Außerdem führt eine Halbierung des Rundfunkbeitrages unweigerlich zu einem massiven Qualitätsverlust und einem Verlust an regionaler und thematischer Vielfalt. Unserer Meinung nach muss die Finanzierung des Rundfunkbeitrags grundsätzlich aufgabengerecht sein. Was heißt das? Das heißt, dass zuerst der Auftrag von ARD, ZDF und

Deutschlandradio bestimmt werden muss und nicht zuerst die Höhe des Beitrages. Außerdem wollen wir eine soziale Komponente in den Beiträgen, wir schlagen dafür vor, dass die Befreiungstatbestände etwa für die SGB-II-Beziehenden gelten und von der Bundesagentur für Arbeit die entsprechende Summe übernommen und eingezahlt wird.
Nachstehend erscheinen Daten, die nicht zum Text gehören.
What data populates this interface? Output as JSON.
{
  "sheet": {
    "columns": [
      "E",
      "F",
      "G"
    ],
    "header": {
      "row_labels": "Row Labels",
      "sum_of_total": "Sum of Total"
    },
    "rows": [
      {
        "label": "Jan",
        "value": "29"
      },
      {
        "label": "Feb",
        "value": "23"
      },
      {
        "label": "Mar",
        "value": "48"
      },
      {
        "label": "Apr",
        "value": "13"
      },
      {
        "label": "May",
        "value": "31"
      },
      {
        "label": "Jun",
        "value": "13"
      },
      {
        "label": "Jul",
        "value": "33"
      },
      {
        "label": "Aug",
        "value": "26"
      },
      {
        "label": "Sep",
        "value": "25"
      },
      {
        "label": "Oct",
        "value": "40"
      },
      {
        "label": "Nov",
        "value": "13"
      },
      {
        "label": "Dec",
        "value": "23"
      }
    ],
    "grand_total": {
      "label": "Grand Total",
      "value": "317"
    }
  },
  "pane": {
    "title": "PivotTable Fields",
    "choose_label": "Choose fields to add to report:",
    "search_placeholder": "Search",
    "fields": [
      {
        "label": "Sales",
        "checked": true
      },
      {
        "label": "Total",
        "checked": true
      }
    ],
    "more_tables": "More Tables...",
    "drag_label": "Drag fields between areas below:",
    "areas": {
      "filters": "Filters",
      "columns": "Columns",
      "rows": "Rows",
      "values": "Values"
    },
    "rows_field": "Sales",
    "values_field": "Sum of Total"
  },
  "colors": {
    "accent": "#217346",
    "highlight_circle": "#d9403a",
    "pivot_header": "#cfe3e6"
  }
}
Das entspricht rund 550 Millionen Euro im Jahr und damit könnte man den Rundfunkbeitrag aufkommensneutral sogar um rund einen Euro im Monat senken.
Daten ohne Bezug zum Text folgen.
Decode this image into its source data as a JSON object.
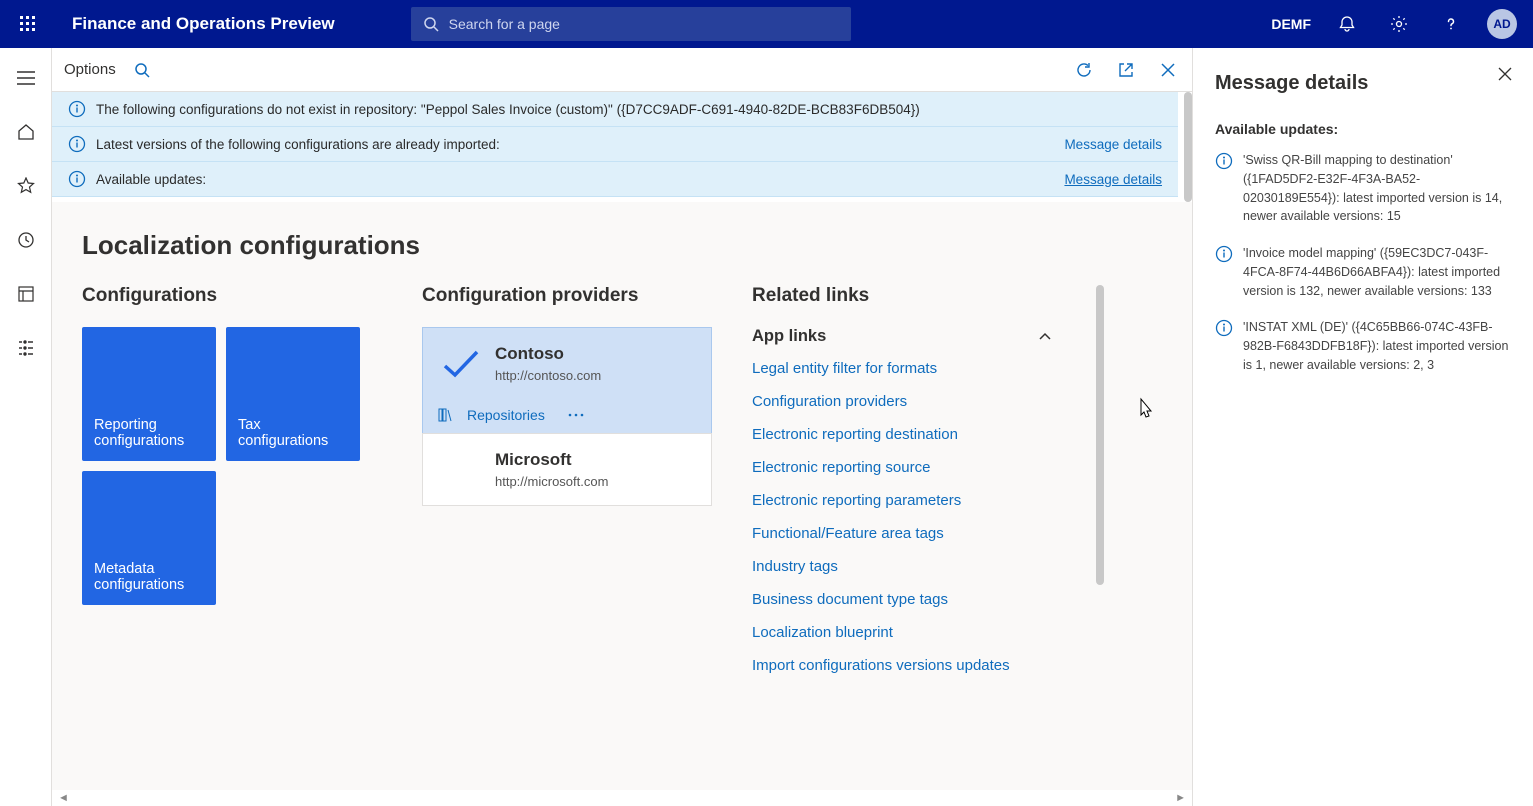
{
  "header": {
    "app_title": "Finance and Operations Preview",
    "search_placeholder": "Search for a page",
    "company": "DEMF",
    "avatar": "AD"
  },
  "toolbar": {
    "options": "Options"
  },
  "infobars": [
    {
      "text": "The following configurations do not exist in repository:   \"Peppol Sales Invoice (custom)\" ({D7CC9ADF-C691-4940-82DE-BCB83F6DB504})",
      "link": ""
    },
    {
      "text": "Latest versions of the following configurations are already imported:",
      "link": "Message details"
    },
    {
      "text": "Available updates:",
      "link": "Message details"
    }
  ],
  "page": {
    "title": "Localization configurations",
    "configs_heading": "Configurations",
    "providers_heading": "Configuration providers",
    "related_heading": "Related links",
    "applinks_heading": "App links",
    "tiles": [
      "Reporting configurations",
      "Tax configurations",
      "Metadata configurations"
    ],
    "providers": [
      {
        "name": "Contoso",
        "url": "http://contoso.com",
        "active": true
      },
      {
        "name": "Microsoft",
        "url": "http://microsoft.com",
        "active": false
      }
    ],
    "repositories_label": "Repositories",
    "links": [
      "Legal entity filter for formats",
      "Configuration providers",
      "Electronic reporting destination",
      "Electronic reporting source",
      "Electronic reporting parameters",
      "Functional/Feature area tags",
      "Industry tags",
      "Business document type tags",
      "Localization blueprint",
      "Import configurations versions updates"
    ]
  },
  "panel": {
    "title": "Message details",
    "subtitle": "Available updates:",
    "messages": [
      "'Swiss QR-Bill mapping to destination' ({1FAD5DF2-E32F-4F3A-BA52-02030189E554}): latest imported version is 14, newer available versions: 15",
      "'Invoice model mapping' ({59EC3DC7-043F-4FCA-8F74-44B6D66ABFA4}): latest imported version is 132, newer available versions: 133",
      "'INSTAT XML (DE)' ({4C65BB66-074C-43FB-982B-F6843DDFB18F}): latest imported version is 1, newer available versions: 2, 3"
    ]
  }
}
Den Antrag der Koalition unterstützen wir, auch wenn uns dazu noch ein paar weitere Punkte einfallen. Wir sehen zum Beispiel die Beschäftigungsverhältnisse der vielen so genannten festen Freien in den öffentlich-rechtlichen Anstalten kritisch. Diese große Personengruppe gilt formal als selbständig mit allen sozialversicherungsrechtlichen Nachteilen. Wir sind außerdem der Meinung, dass das Verbot der so genannten Presseähnlichkeiten bei den Webseiten von der ARD und dem ZDF aus der Zeit gefallen ist und ganz abgeschafft gehört. Der nun vorliegende neue Staatsvertrag will leider das Gegenteil, damit wird es den Öffentlich-Rechtlichen auch in Zukunft schwer gemacht, adäquat auf die Digitalisierung und verändertes Mediennutzungsverhalten zu reagieren. Sehr problematisch ist da die neue Schiedsstelle, die über Streitfälle bei der Presseähnlichkeit entscheiden soll. Darin vertreten sind die Verlage, aber nicht die Beitragszahlerinnen und Beitragszahler. Das Gremium ist nicht demokratisch legitimiert, soll aber über die Ausgestaltung der Internetangebote von ARD und ZDF entscheiden. Wir lehnen genau deshalb den neuen Rundfunkstaatsvertrag ab, wir lehnen auch den Antrag der Fraktion der FDP ab, wir stimmen dem Antrag der Koalition zu. – Herzlichen Dank für Ihre Aufmerksamkeit!

(Beifall DIE LINKE)

Als nächster Redner hat das Wort der Abgeordnete Remkes.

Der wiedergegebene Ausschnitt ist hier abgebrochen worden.